/mc_datasets_backup

Datasets for investigating experimental bias in metagenomics measurements

Primary LanguageR

mc_datasets

Bioinformatic analyses of amplicon and shotgun datasets used for investigating MGS bias.

Pre-requisites

Dependencies

R packages

  • tidyverse
  • dotenv https://github.com/gaborcsardi/dotenv
  • rentrez is needed only if re-generating the sample metadata files
  • dada2
  • phyloseq
  • metaphlanr if planning to post-process Metaphlan2 output to a read table

Software

  • NCBI's SRA Toolkit for downloading sequence data
  • Metaphlan2 for microbiome profiling of shotgun data
  • (optional) Aspera's ascp program for faster downloading of sequence data

Environment file

A file called .env must be set up with various directory paths, which can be parsed by the R package dotenv. An example is in .env_example.

Usage notes

Sequence data and results will be stored in the path given by DATA_PATH in the .env file, with the following structure.

$DATA_PATH
|-- brooks2015
|   `-- final
|   `-- reads
|   `-- supplementary_files
|-- costea2017
|   `-- final
|   `-- intermediate
|   `-- reads
|   `-- supplementary_files
`-- sinha2017
    `-- reads
        `-- filtered

For each project, the raw sequence data is stored in the folder reads and the generated phyloseq objects will be stored in the folder final, with any intermediate analysis products a folder intermediate.

Datasets

brooks2015 (16S amplicon)

Brooks JP, Edwards DJ, Harwich MD, Rivera MC, Fettweis JM, Serrano MG, Reris RA, Sheth NU, Huang B, Girerd P, Strauss JF, Jefferson KK, Buck GA. 2015. The truth about metagenomics: quantifying and counteracting bias in 16S rRNA studies. BMC Microbiol 15:66.

costea2017 (shotgun)

Costea PI, Zeller G, Sunagawa S, Pelletier E, Alberti A, Levenez F, Tramontano M, Driessen M, Hercog R, Jung F-E, Kultima JR, Hayward MR, Coelho LP, Allen-Vercoe E, Bertrand L, Blaut M, Brown JRM, Carton T, Cools-Portier S, Daigneault M, Derrien M, Druesne A, de Vos WM, Finlay BB, Flint HJ, Guarner F, Hattori M, Heilig H, Luna RA, van Hylckama Vlieg J, Junick J, Klymiuk I, Langella P, Le Chatelier E, Mai V, Manichanh C, Martin JC, Mery C, Morita H, O’Toole PW, Orvain C, Patil KR, Penders J, Persson S, Pons N, Popova M, Salonen A, Saulnier D, Scott KP, Singh B, Slezak K, Veiga P, Versalovic J, Zhao L, Zoetendal EG, Ehrlich SD, Dore J, Bork P. 2017. Towards standards for human fecal sample processing in metagenomic studies.
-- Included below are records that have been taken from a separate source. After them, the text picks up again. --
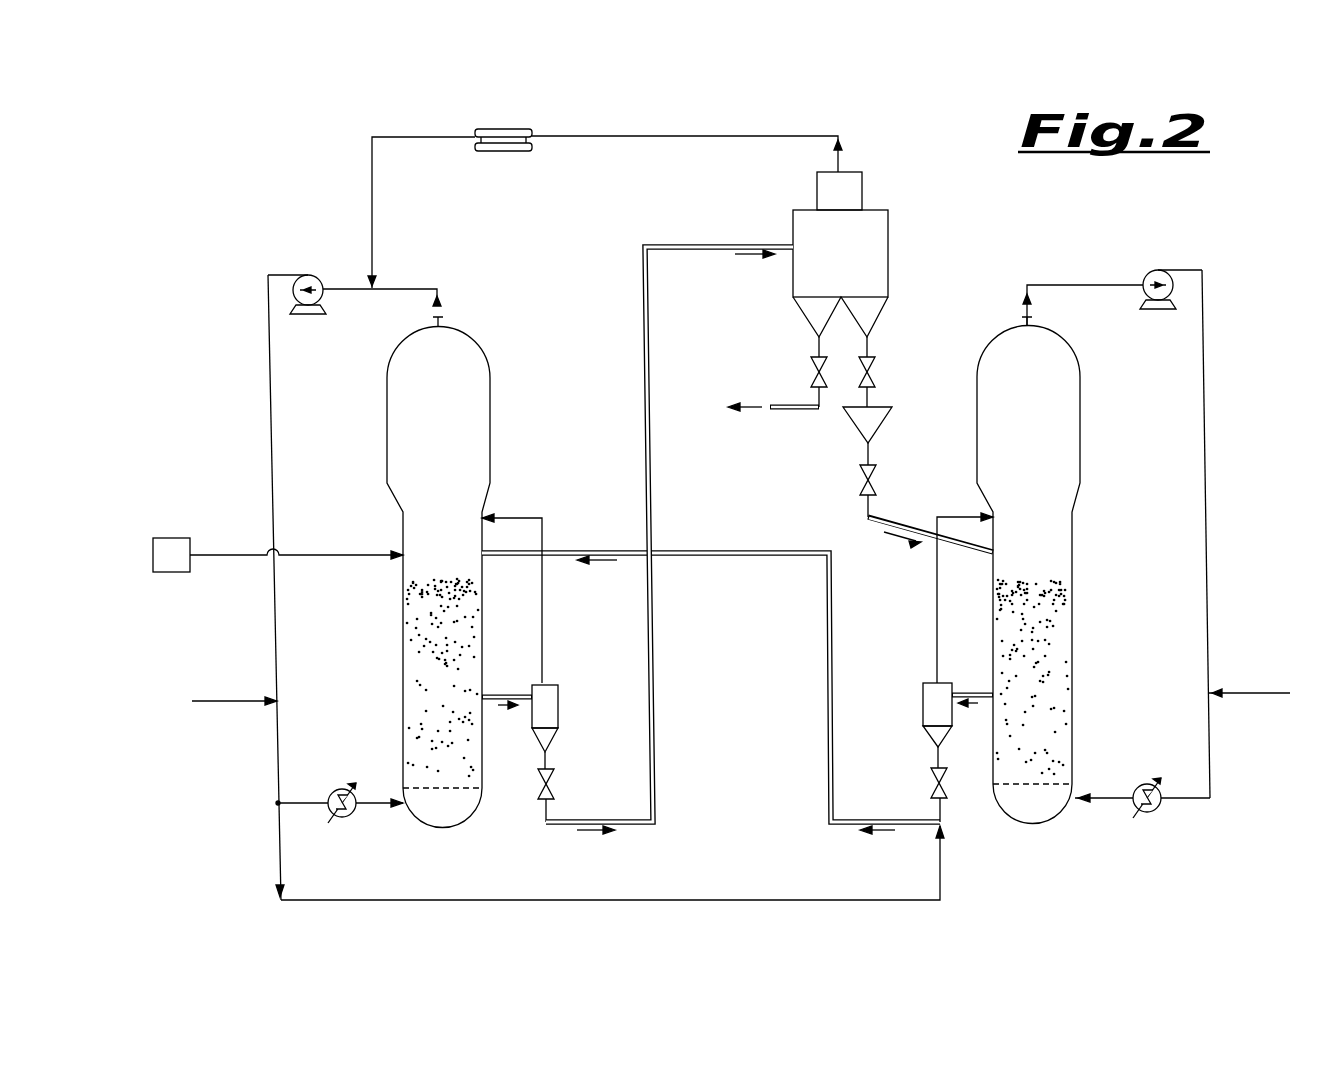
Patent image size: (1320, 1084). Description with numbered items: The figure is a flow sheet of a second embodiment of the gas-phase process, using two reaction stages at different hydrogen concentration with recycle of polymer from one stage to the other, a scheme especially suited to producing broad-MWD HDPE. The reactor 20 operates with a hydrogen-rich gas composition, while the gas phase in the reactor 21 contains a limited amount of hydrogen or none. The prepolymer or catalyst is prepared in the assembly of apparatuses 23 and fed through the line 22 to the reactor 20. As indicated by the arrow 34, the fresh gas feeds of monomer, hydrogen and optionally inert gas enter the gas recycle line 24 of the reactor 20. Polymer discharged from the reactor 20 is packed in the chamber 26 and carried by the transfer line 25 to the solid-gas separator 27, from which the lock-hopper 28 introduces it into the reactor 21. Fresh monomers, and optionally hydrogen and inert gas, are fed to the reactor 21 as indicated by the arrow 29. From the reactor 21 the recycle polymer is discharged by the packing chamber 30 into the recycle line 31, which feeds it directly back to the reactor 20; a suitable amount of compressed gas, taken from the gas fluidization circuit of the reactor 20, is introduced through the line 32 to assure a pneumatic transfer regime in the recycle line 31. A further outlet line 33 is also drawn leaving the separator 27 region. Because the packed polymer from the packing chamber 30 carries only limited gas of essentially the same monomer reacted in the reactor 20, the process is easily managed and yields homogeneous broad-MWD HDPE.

The reactor 20 is at (490, 392).
The reactor 21 is at (1082, 422).
The line 22 is at (233, 555).
The assembly of apparatuses 23 is at (176, 538).
The gas recycle line 24 is at (271, 420).
The transfer line 25 is at (655, 652).
The chamber 26 is at (558, 712).
The solid-gas separator 27 is at (888, 245).
The lock-hopper 28 is at (885, 427).
The arrow 29 is at (1262, 693).
The packing chamber 30 is at (923, 707).
The recycle line 31 is at (737, 550).
The line 32 is at (742, 897).
The fines outlet line 33 is at (782, 407).
The arrow 34 is at (207, 703).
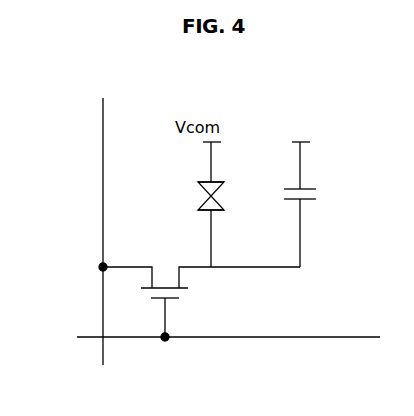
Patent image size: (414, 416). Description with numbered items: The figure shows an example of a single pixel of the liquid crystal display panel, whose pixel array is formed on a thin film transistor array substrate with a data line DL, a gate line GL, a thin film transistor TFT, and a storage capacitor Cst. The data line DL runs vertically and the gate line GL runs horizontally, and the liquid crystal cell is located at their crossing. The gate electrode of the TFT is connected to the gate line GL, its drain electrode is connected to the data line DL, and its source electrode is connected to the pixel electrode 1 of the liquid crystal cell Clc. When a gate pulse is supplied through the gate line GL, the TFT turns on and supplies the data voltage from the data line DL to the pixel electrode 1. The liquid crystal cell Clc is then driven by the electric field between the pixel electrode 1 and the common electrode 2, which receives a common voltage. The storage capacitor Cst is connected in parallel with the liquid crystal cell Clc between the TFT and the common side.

The pixel electrode 1 is at (200, 210).
The common electrode 2 is at (198, 182).
The data line DL is at (103, 150).
The gate line GL is at (305, 337).
The thin film transistor TFT is at (199, 302).
The liquid crystal cell Clc is at (227, 196).
The storage capacitor Cst is at (314, 204).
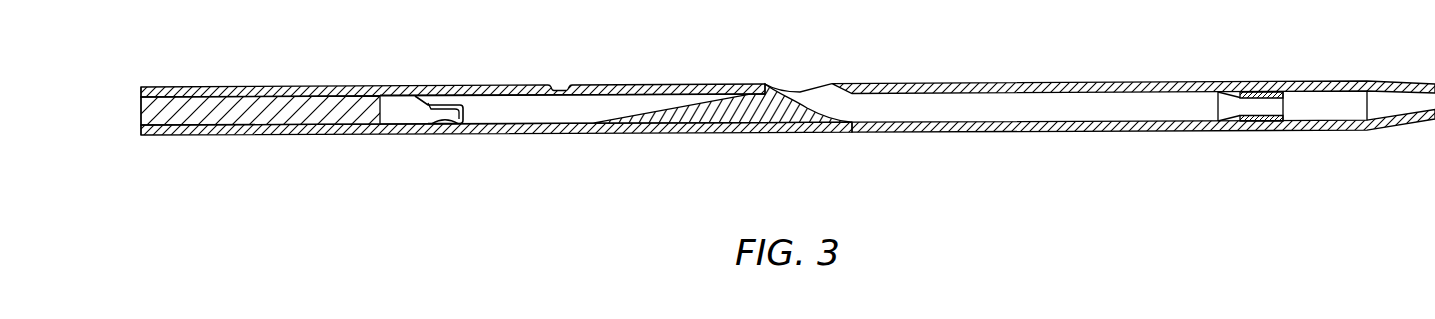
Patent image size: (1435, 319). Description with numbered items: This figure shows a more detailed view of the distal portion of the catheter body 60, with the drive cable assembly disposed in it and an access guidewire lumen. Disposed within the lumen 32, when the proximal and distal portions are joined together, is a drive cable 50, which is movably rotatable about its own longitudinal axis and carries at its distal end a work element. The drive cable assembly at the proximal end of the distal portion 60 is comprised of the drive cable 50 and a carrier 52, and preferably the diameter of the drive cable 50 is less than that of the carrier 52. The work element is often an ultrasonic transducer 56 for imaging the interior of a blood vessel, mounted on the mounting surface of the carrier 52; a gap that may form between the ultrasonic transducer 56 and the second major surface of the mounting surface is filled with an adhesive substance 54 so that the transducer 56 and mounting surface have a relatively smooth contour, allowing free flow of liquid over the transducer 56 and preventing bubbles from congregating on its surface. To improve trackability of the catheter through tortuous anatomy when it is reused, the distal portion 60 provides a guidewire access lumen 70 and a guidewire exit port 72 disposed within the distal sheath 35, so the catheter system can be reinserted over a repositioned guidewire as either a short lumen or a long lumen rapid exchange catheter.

The drive cable 50 is at (237, 88).
The carrier 52 is at (398, 114).
The adhesive substance 54 is at (425, 96).
The ultrasonic transducer 56 is at (448, 105).
The lumen 32 is at (555, 112).
The distal portion of the catheter body 60 is at (712, 43).
The guidewire exit port 72 is at (800, 92).
The distal sheath 35 is at (1128, 81).
The guidewire access lumen 70 is at (1002, 112).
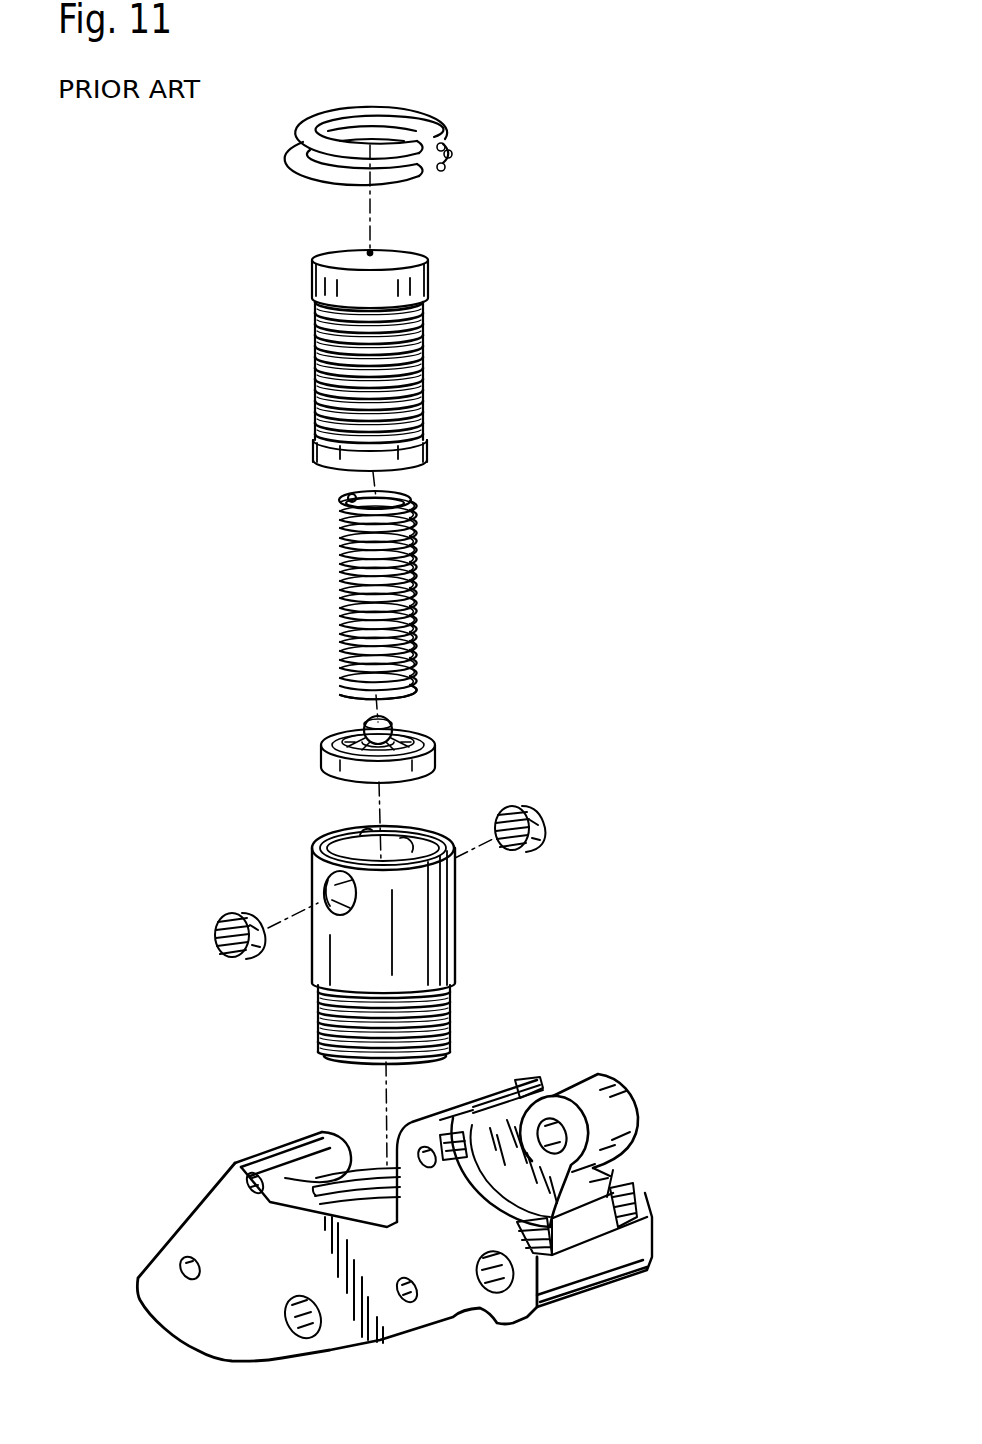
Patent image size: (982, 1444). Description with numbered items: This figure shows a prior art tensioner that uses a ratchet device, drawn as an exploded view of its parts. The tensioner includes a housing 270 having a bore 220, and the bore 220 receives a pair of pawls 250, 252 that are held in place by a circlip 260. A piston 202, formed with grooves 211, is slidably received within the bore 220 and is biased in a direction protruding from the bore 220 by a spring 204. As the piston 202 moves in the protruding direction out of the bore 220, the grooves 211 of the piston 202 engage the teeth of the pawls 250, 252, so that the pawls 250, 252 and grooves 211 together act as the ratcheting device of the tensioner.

The circlip 260 is at (450, 136).
The piston 202 is at (428, 282).
The grooves 211 is at (421, 372).
The spring 204 is at (408, 503).
The pawl 250 is at (536, 800).
The pawl 252 is at (212, 932).
The bore 220 is at (456, 918).
The housing 270 is at (637, 1102).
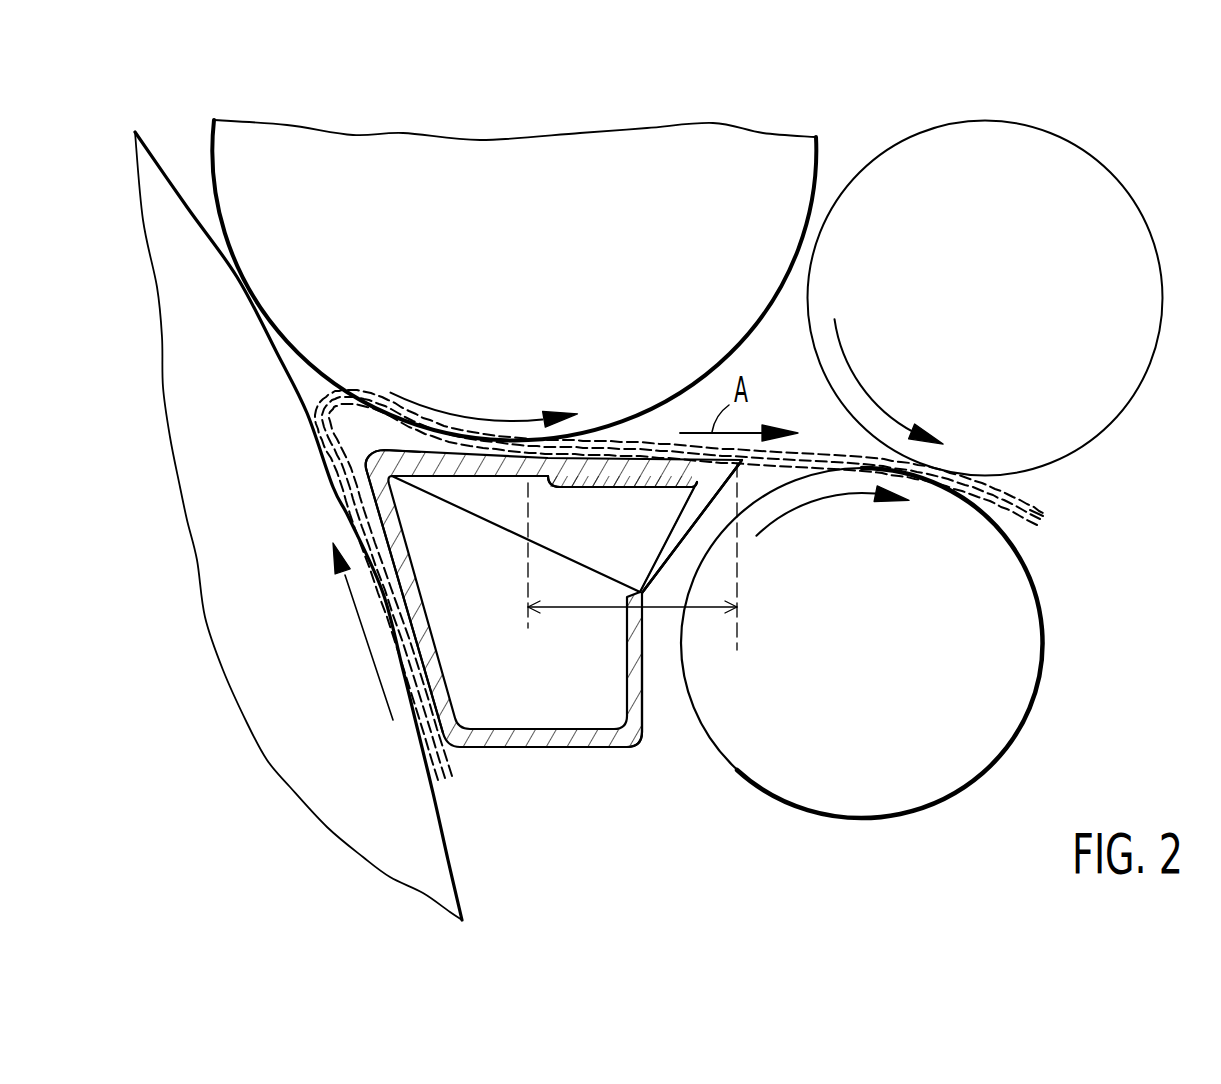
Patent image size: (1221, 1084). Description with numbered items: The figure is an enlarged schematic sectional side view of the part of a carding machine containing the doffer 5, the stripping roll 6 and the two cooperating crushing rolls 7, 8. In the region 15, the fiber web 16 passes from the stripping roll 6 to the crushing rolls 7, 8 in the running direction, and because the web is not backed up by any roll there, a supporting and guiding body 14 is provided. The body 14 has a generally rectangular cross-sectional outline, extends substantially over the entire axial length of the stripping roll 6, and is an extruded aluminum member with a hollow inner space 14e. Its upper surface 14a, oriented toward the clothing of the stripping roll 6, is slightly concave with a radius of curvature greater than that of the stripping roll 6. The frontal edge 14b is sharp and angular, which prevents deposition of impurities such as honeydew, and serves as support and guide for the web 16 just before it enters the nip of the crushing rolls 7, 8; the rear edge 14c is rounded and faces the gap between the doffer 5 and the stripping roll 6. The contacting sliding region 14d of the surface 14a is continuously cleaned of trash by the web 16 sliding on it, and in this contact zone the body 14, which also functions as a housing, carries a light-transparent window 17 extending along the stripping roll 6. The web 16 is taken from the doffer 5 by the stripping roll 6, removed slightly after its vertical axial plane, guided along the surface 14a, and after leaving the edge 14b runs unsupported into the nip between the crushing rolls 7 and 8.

The doffer 5 is at (290, 745).
The stripping roll 6 is at (314, 160).
The crushing roll 7 is at (1037, 160).
The crushing roll 8 is at (1007, 657).
The supporting and guiding body 14 is at (545, 750).
The upper surface 14a is at (397, 447).
The frontal edge 14b is at (745, 460).
The rear edge 14c is at (347, 463).
The contacting sliding region 14d is at (567, 601).
The hollow inner space 14e is at (596, 698).
The region 15 is at (788, 375).
The fiber web 16 is at (1027, 503).
The light-transparent window 17 is at (610, 488).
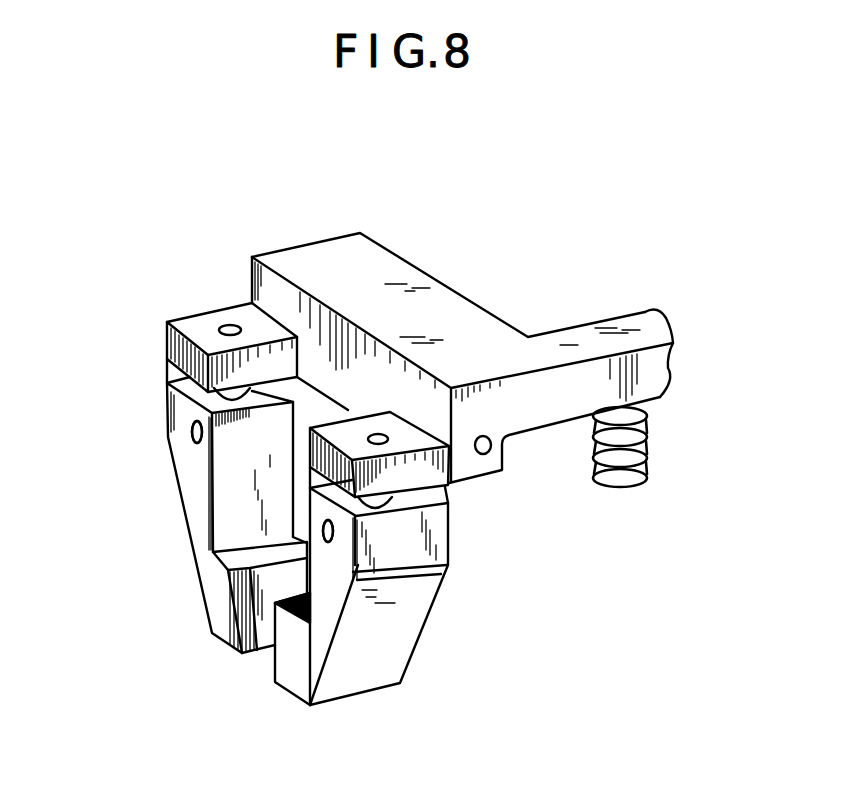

Nat Biotechnol 35:1069–1076.

fouhy2016 (16S amplicon)

Fouhy F, Clooney AG, Stanton C, Claesson MJ, Cotter PD. 2016. 16S rRNA gene sequencing of mock microbial populations- impact of DNA extraction method, primer choice and sequencing platform. BMC Microbiol 16:123.

sinha2015 (16S amplicon)

Sinha R, Abu-Ali G, Vogtmann E, Fodor AA, Ren B, Amir A, Schwager E, Crabtree J, Ma S, Abnet CC, Knight R, White O, Huttenhower C. 2017. Assessment of variation in microbial community amplicon sequencing by the Microbiome Quality Control (MBQC) project consortium. Nat Biotechnol 35:1077–1086.

parras-molto2018 (viral, qPCR)

Parras-Moltó M, Rodríguez-Galet A, Suárez-Rodríguez P, López-Bueno A. 2018. Evaluation of bias induced by viral enrichment and random amplification protocols in metagenomic surveys of saliva DNA viruses. Microbiome 6:119.